4. Hidden behind all the public debate is an ethical one that is passed over in silence. The consequences of the proposed research using hybrid embryos is seen as beneficial (an assumption, possibility but not a certainty). In the media debate, the ethical justification of the research is consequentialist. However, that is not a universally held ethical belief system - it certainly is not one that the Catholic Church finds acceptable. But the "literary genre" that is the media does not allow a fuller ethical analysis that will look at the goods of the person, the goods required for genuine human flourishing, the most fundamental of which is the good of life itself. It is this good which is offended against by any form of embryo experimentation and destruction. But the idea that this research is intrinsically evil (ie opposed to the goods of human flourishing) and therefore not ethically permissible even thought it might have some apparently good consequences is not allowed to feature in the media debate.
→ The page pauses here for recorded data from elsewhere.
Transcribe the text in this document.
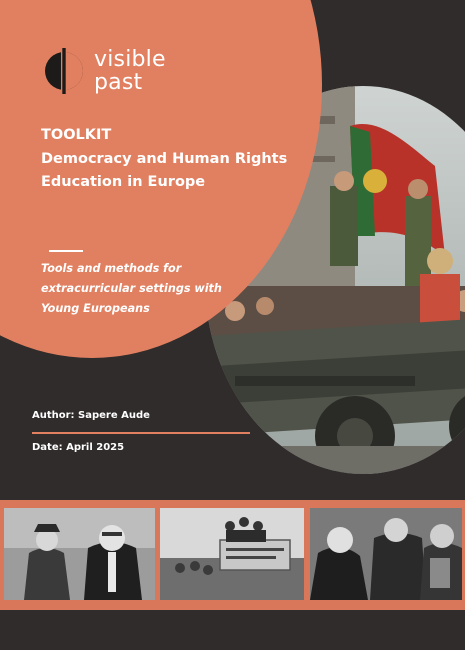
visible
past
TOOLKIT
Democracy and Human Rights
Education in Europe
Tools and methods for
extracurricular settings with
Young Europeans
Author: Sapere Aude
Date: April 2025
This is why the media coverage of 200 charities supporting the bill rather misses the point of the opposition to the bill.
5. The Catholic community are members of UK society just as any one else is. Just as charities and political parties have leaders who speak for their views, so Catholic bishops are entitled to speak for the views of their community. This is not a "moral blackmail", "dictating" to Catholic politicians as to how they should vote. It certainly makes clear to Catholic politicians where the Church stands on this matter, and this is something that politicians will bear in mind when they vote. But those politicians will still make their own choice of how to vote.
In summary: bravo to Bishops who have clearly stood up for the good of human life amidst a media that is unable to recognise anything other than the total disorientation of value that arises from consequentialist approaches.